Third-year art history and gender studies student Alec Moore, a member of SANAA and producer of “The Vagina Monologues,” said he created the panel as a way to use UCLA’s academic resources to discuss issues related to “The Vagina Monologues,” like sex work.

Moore said he conceived the panel to foster a dialogue between members of the sex industry and the academics who study it.

“I wanted to get their viewpoints on if (sex work) is empowering or disenfranchising,” Moore said. “(What is) the female agency involved in an industry that is based on objectification?”

One of the people Moore contacted to discuss the sex work industry was Rachel Swimmer.

Swimmer said she is uncomfortable with the negative way porn has been presented in some of her classes. One of her classes classified porn as violence against women, which she said is very far from the positive experiences she has had in the years she has worked in the industry.

“I’ve taken quite a few classes at UCLA on women and pornography, and I think porn is not only misunderstood, but discriminated against and degraded,” Swimmer said.

She said she often feels personally offended by the lack of understanding and education about porn, what it stands for and what part women play in it. Swimmer said she hopes that in bringing her personal perspective to the panel, attendees will have a more complex and positive view of the adult film industry.

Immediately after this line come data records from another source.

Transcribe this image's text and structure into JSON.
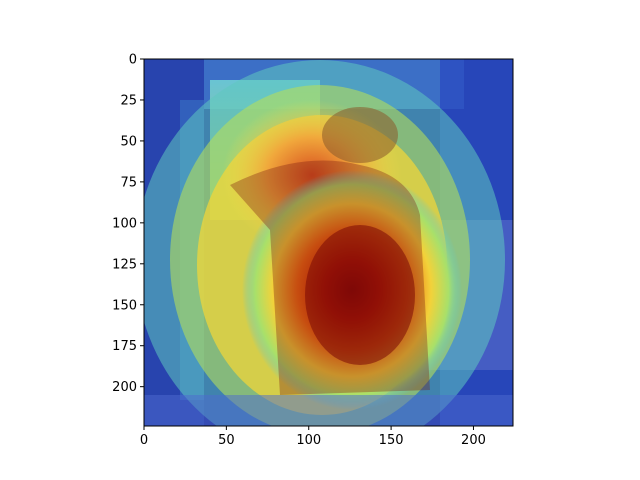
{
  "figure": {
    "background": "#ffffff"
  },
  "chart_data": {
    "type": "heatmap",
    "title": "",
    "xlabel": "",
    "ylabel": "",
    "image_size": [
      224,
      224
    ],
    "xlim": [
      0,
      224
    ],
    "ylim": [
      224,
      0
    ],
    "colormap": "jet",
    "grid": false,
    "legend": "none",
    "xticks": [
      0,
      50,
      100,
      150,
      200
    ],
    "yticks": [
      0,
      25,
      50,
      75,
      100,
      125,
      150,
      175,
      200
    ],
    "xtick_labels": [
      "0",
      "50",
      "100",
      "150",
      "200"
    ],
    "ytick_labels": [
      "0",
      "25",
      "50",
      "75",
      "100",
      "125",
      "150",
      "175",
      "200"
    ],
    "overlay": "Grad-CAM style activation heatmap blended over a photograph of a child standing in a doorway",
    "activation_peaks": [
      {
        "x": 130,
        "y": 145,
        "intensity": 1.0
      },
      {
        "x": 115,
        "y": 110,
        "intensity": 0.85
      },
      {
        "x": 105,
        "y": 75,
        "intensity": 0.6
      }
    ]
  }
}
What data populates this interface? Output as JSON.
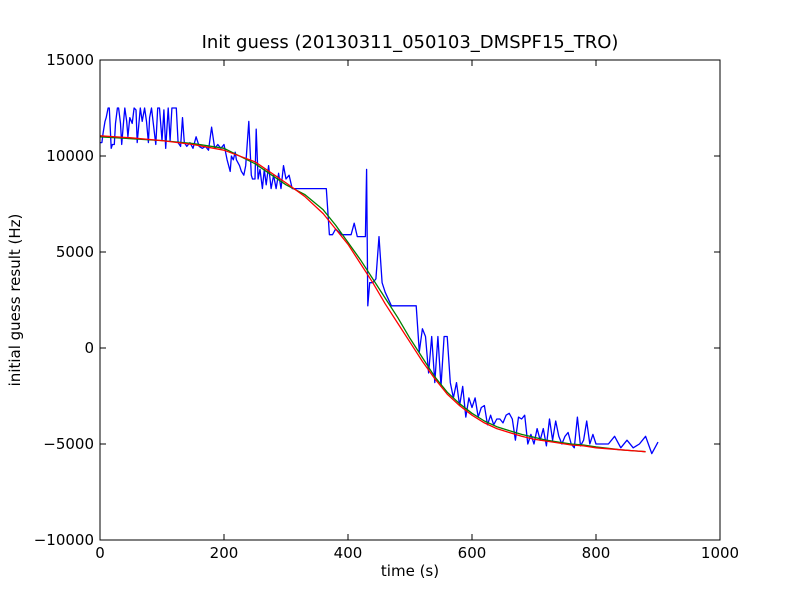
{
  "chart_data": {
    "type": "line",
    "title": "Init guess (20130311_050103_DMSPF15_TRO)",
    "xlabel": "time (s)",
    "ylabel": "initial guess result (Hz)",
    "xlim": [
      0,
      1000
    ],
    "ylim": [
      -10000,
      15000
    ],
    "xticks": [
      0,
      200,
      400,
      600,
      800,
      1000
    ],
    "yticks": [
      -10000,
      -5000,
      0,
      5000,
      10000,
      15000
    ],
    "xtick_labels": [
      "0",
      "200",
      "400",
      "600",
      "800",
      "1000"
    ],
    "ytick_labels": [
      "−10000",
      "−5000",
      "0",
      "5000",
      "10000",
      "15000"
    ],
    "grid": false,
    "legend": "none",
    "series": [
      {
        "color": "#0000ff",
        "x": [
          0,
          3,
          5,
          8,
          10,
          13,
          15,
          18,
          20,
          23,
          25,
          28,
          30,
          33,
          35,
          38,
          40,
          43,
          45,
          48,
          52,
          55,
          58,
          60,
          63,
          65,
          68,
          72,
          75,
          78,
          80,
          83,
          86,
          90,
          93,
          96,
          100,
          103,
          106,
          110,
          113,
          116,
          120,
          123,
          126,
          130,
          133,
          136,
          140,
          145,
          150,
          155,
          160,
          165,
          170,
          175,
          180,
          185,
          190,
          195,
          200,
          205,
          210,
          212,
          215,
          218,
          220,
          225,
          228,
          232,
          235,
          240,
          244,
          246,
          250,
          252,
          255,
          258,
          262,
          265,
          268,
          272,
          276,
          280,
          284,
          288,
          292,
          296,
          300,
          305,
          310,
          315,
          320,
          330,
          340,
          345,
          350,
          355,
          360,
          365,
          370,
          375,
          380,
          390,
          395,
          400,
          405,
          410,
          415,
          420,
          425,
          428,
          430,
          432,
          435,
          440,
          445,
          450,
          455,
          460,
          470,
          480,
          490,
          495,
          500,
          505,
          510,
          515,
          520,
          525,
          530,
          535,
          540,
          545,
          550,
          555,
          560,
          565,
          570,
          575,
          580,
          585,
          590,
          595,
          600,
          605,
          610,
          615,
          620,
          625,
          630,
          635,
          640,
          645,
          650,
          655,
          660,
          665,
          670,
          675,
          680,
          685,
          690,
          695,
          700,
          705,
          710,
          715,
          720,
          725,
          730,
          735,
          740,
          745,
          750,
          755,
          760,
          765,
          770,
          775,
          780,
          785,
          790,
          795,
          800,
          810,
          820,
          830,
          840,
          850,
          860,
          870,
          880,
          890,
          900
        ],
        "y": [
          10700,
          10700,
          11200,
          11800,
          12000,
          12500,
          12500,
          10400,
          10600,
          10600,
          11700,
          12500,
          12500,
          11700,
          10600,
          11800,
          12500,
          11800,
          11000,
          12000,
          11700,
          12500,
          12400,
          10700,
          11800,
          12500,
          11800,
          12500,
          11800,
          10700,
          12000,
          12500,
          11700,
          10600,
          12500,
          12500,
          10800,
          12400,
          10400,
          12500,
          10800,
          12500,
          12500,
          12500,
          10700,
          10500,
          12000,
          10700,
          10500,
          10700,
          10400,
          11000,
          10500,
          10400,
          10500,
          10300,
          11500,
          10400,
          10600,
          10400,
          10600,
          9800,
          9200,
          10000,
          9800,
          10200,
          9800,
          9500,
          9200,
          9000,
          9500,
          11800,
          9000,
          8800,
          8800,
          11400,
          8800,
          9300,
          8300,
          9300,
          8500,
          9500,
          8300,
          9000,
          8300,
          9100,
          8300,
          9500,
          8800,
          9000,
          8300,
          8300,
          8300,
          8300,
          8300,
          8300,
          8300,
          8300,
          8300,
          8300,
          5900,
          5900,
          6200,
          5900,
          5900,
          5900,
          5900,
          6500,
          5800,
          5800,
          5800,
          5800,
          9300,
          2200,
          3400,
          3400,
          3600,
          5800,
          3400,
          2900,
          2200,
          2200,
          2200,
          2200,
          2200,
          2200,
          2200,
          -200,
          1000,
          600,
          -1300,
          600,
          -1800,
          600,
          -2000,
          600,
          600,
          -1800,
          -2600,
          -1800,
          -3000,
          -2000,
          -3600,
          -2600,
          -3100,
          -2600,
          -3600,
          -3100,
          -3000,
          -4000,
          -3500,
          -4000,
          -3700,
          -3700,
          -3900,
          -3500,
          -3400,
          -3700,
          -4800,
          -3600,
          -3700,
          -3500,
          -5000,
          -4500,
          -5000,
          -4200,
          -4800,
          -4200,
          -5100,
          -3700,
          -4800,
          -3800,
          -4600,
          -5000,
          -4600,
          -4400,
          -5000,
          -5200,
          -3600,
          -5100,
          -4800,
          -3800,
          -5000,
          -4500,
          -5000,
          -5000,
          -5000,
          -4600,
          -5200,
          -4800,
          -5200,
          -5000,
          -4600,
          -5500,
          -4900
        ]
      },
      {
        "color": "#008000",
        "x": [
          0,
          50,
          100,
          150,
          200,
          250,
          300,
          330,
          360,
          380,
          400,
          420,
          440,
          460,
          480,
          500,
          520,
          540,
          560,
          580,
          600,
          620,
          640,
          660,
          680,
          700,
          720,
          740,
          760,
          780,
          800,
          840,
          880
        ],
        "y": [
          11000,
          10900,
          10800,
          10650,
          10400,
          9600,
          8500,
          8000,
          7200,
          6400,
          5500,
          4600,
          3600,
          2600,
          1600,
          500,
          -500,
          -1500,
          -2300,
          -2900,
          -3400,
          -3800,
          -4100,
          -4300,
          -4500,
          -4650,
          -4800,
          -4900,
          -5000,
          -5050,
          -5150,
          -5300,
          -5400
        ]
      },
      {
        "color": "#ff0000",
        "x": [
          0,
          50,
          100,
          150,
          200,
          250,
          300,
          330,
          360,
          380,
          400,
          420,
          440,
          460,
          480,
          500,
          520,
          540,
          560,
          580,
          600,
          620,
          640,
          660,
          680,
          700,
          720,
          740,
          760,
          780,
          800,
          840,
          880
        ],
        "y": [
          11050,
          10950,
          10800,
          10600,
          10300,
          9700,
          8600,
          7900,
          7000,
          6200,
          5400,
          4400,
          3400,
          2300,
          1300,
          300,
          -700,
          -1600,
          -2400,
          -3000,
          -3500,
          -3900,
          -4200,
          -4400,
          -4600,
          -4750,
          -4850,
          -4950,
          -5050,
          -5100,
          -5200,
          -5300,
          -5400
        ]
      }
    ]
  }
}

UCLA English professor Christopher Mott as well as cinema and media studies graduate student Jennifer Moorman are two panelists representing the academic side of pornography. Mott teaches a seminar entitled “Pornography and the Politics of Sexual Representation” at UCLA. He said that there is no consensus among intellectuals about the effects of pornography.

“There’s a spectrum from people who are in the academy. Some see this as a very empowering cultural medium,” Mott said. The other end of the spectrum believes that these representations are extremely harmful and are a danger to women’s lives.”

Mott said that he studies porn in his seminar because it is controversial. He said that he is most excited not to give his own opinion during the panel, but to listen to the opinions of the other panelists who are directly involved in the sex industry.

One of those panelists involved in the sex industry is Adella Curry. Curry, the owner of Fine Ass Marketing, a public relations firm that specializes in representing clients in the adult film industry, said she believes that porn can be empowering for women.

“I’m (on the panel) in support of women being empowered and making choices from an empowered place that can include their sexuality or sex work,” Curry said. “I’m very committed to de-shaming sex in our culture.”

Similarly, panelist Jessica Drake said she tries to teach people about sex from a place of pleasure as opposed to a place of fear. Drake is both an adult actress and a sex educator who regularly speaks at universities. She said that while she has come across academics that both malign and support pornography, she thinks her inclusion at the event will encourage open-mindedness.

“Whenever you address something as sensationalized as the adult film industry, and the media does tend to sensationalize the industry and only focus on the bad, put a real person there,” Drake said. “When people see a real person with a face and feelings, people really think about things differently.”